Разумеется, вопрос задал тот же кавказец.
- История утопических учений, - сухо ответил профессор. - Да это, коллега, вам и так прекрасно известно.
Он помолчал и закончил нарочито деловым тоном: на ближайшем заседании семинара будут розданы темы для рефератов. Пусть коллеги подумают, что кому больше по душе. Возможно, утопия Томаса Мора? Или теория Кабэ? Мы можем вернуться и к вдохновенному монаху Кампанелле. Или, чего доброго, ко взглядам Великого Инквизитора? Пожалуйста! Идеи Ницше? Учение Карла Маркса?
- Теперь, может быть, всем стало понятней, какую цель преследует наш ни для кого не обязательный семинар-содружество. Он ни для кого не обязателен, и он необходим. Это не парадокс. Не смущайтесь тем, что большинству из вас многие из названных мною имен незнакомы. Вы познакомитесь с ними и узнаете, что кроется за этими именами. Это нужно не для того, чтобы вы стали приверженцами той или иной идеи. Лично я всегда следую правилу: изучать, искать, отвергать найденное и вновь искать! Однако, выбрав тему, вы обязаны будете защищать ее на семинаре со всем жаром, на который способны, со всей эрудицией, которую вам еще предстоит приобрести. Итак? Семинар, попросту говоря, должен: во-первых, помочь вам стать людьми образованными, во-вторых, научить вас свободно владеть словом. А ведь как раз и то и другое юристу совершенно необходимо. Вопросы есть?
- Есть!
Студент-кавказец, встав с места и на этот раз не улыбаясь, спросил:
- Учение Карла Маркса вы тоже причисляете к утопиям?
- А вот это, возможно, и будет предметом нашего обсуждения на одном, а то и на двух, наконец, на трех заседаниях нашего семинара, но, конечно, не ранее весны. Есть еще вопросы?
- У меня больше нет вопросов, - упрямо сказал кавказец. - Но ваш ответ меня не удовлетворил.
- Сожалею. - Профессор нахмурился и начал собирать разложенные на кафедре листки, в которые он за все время лекции так и не заглянул.
6
- Как тут быть, они не знали, так и этак полагали и решили наконец, что профессор молодец.
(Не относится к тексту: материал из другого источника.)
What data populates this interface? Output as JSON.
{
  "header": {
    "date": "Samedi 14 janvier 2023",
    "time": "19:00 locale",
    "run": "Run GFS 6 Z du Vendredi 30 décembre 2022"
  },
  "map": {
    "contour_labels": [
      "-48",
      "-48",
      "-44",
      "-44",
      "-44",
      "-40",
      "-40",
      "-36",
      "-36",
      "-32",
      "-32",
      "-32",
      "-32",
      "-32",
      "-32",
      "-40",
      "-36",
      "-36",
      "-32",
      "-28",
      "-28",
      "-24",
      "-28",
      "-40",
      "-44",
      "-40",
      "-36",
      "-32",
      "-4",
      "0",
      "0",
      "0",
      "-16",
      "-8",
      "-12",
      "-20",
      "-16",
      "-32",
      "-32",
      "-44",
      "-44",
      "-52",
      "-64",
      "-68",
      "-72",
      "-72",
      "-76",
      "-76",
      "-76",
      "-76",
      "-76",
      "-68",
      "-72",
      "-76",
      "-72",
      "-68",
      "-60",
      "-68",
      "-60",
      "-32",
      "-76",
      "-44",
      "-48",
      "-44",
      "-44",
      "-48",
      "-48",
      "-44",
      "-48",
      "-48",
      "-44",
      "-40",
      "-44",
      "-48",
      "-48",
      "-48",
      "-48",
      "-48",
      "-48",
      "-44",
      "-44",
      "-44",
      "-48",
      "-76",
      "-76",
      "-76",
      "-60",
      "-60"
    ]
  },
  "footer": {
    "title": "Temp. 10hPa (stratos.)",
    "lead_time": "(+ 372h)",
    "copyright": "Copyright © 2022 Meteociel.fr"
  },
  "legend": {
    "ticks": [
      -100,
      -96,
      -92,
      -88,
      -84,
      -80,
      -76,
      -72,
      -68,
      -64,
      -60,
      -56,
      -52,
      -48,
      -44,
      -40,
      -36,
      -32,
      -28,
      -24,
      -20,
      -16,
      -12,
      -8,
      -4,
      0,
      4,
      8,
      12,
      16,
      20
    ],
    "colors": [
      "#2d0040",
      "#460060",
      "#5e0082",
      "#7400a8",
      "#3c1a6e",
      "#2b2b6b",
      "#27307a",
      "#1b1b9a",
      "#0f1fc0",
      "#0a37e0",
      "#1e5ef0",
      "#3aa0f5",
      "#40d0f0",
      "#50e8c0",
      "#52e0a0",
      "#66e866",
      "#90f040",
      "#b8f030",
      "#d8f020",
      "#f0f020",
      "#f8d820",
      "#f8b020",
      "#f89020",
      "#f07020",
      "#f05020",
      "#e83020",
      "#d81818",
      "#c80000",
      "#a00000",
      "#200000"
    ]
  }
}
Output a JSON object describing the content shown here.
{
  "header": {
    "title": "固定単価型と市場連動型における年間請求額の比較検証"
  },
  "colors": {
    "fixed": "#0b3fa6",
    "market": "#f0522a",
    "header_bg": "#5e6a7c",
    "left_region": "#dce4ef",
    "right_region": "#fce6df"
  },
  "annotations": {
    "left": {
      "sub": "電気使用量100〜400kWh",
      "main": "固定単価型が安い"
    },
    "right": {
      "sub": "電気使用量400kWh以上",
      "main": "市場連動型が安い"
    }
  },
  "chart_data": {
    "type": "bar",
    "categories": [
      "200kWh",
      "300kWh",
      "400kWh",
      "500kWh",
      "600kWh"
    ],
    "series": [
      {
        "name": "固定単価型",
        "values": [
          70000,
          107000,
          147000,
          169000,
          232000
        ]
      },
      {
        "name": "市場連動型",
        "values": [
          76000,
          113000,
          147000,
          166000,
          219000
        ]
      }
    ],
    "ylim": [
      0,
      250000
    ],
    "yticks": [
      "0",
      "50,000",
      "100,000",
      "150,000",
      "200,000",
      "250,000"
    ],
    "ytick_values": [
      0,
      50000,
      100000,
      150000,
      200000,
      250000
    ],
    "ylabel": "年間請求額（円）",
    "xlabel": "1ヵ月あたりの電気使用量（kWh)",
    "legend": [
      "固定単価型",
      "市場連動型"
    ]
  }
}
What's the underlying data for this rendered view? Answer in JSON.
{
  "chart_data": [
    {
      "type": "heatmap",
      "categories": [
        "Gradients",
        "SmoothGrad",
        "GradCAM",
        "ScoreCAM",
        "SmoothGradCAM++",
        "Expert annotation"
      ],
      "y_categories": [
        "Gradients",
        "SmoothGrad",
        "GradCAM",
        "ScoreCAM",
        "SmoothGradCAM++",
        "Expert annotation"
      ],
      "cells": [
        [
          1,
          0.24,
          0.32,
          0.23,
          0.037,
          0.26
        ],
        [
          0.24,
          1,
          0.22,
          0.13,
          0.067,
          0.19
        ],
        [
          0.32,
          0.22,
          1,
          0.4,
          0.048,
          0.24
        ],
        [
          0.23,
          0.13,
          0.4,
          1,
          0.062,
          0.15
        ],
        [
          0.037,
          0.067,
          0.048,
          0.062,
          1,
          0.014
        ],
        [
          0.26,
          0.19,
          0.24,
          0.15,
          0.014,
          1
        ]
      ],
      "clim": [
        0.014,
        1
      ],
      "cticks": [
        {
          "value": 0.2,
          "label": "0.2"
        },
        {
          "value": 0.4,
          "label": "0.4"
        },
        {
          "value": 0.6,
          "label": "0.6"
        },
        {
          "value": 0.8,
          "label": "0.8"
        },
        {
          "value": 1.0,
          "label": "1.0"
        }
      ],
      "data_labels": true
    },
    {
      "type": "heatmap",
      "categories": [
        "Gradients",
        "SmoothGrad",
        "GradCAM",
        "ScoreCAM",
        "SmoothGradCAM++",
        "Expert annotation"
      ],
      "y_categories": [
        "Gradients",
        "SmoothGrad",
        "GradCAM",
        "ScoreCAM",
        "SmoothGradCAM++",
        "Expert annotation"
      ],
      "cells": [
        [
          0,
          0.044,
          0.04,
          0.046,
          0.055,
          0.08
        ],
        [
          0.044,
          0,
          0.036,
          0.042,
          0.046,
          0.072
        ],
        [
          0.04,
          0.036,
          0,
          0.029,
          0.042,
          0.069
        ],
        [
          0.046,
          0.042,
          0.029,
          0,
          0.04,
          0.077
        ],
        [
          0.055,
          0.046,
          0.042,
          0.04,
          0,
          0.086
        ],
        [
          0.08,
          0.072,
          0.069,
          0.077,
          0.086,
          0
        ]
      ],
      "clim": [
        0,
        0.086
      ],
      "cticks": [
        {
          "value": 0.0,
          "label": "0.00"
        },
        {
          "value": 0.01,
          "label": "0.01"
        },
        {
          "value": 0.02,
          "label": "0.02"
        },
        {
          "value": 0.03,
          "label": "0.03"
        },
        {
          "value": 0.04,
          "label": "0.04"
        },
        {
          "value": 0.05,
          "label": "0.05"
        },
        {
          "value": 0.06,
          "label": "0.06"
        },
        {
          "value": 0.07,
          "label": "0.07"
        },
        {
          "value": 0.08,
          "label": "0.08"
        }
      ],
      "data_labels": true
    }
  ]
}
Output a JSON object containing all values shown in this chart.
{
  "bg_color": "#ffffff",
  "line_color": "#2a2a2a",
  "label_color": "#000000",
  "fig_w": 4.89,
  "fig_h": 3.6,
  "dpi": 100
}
И наградили его аплодисментами. Что ж, он, право, молодец. Очень, оч-чень ловко все это у него вышло!
Кавказец стоял возле опустевшей кафедры и говорил нарочито громко, посматривая по сторонам, словно отыскивая взглядом собеседника.
И собеседник сразу же нашелся. Бородатый, с прической "под мужика" студент откликнулся неприязненно:
- В чем же, коллега, вы ухитрились обнаружить эту "ловкость"?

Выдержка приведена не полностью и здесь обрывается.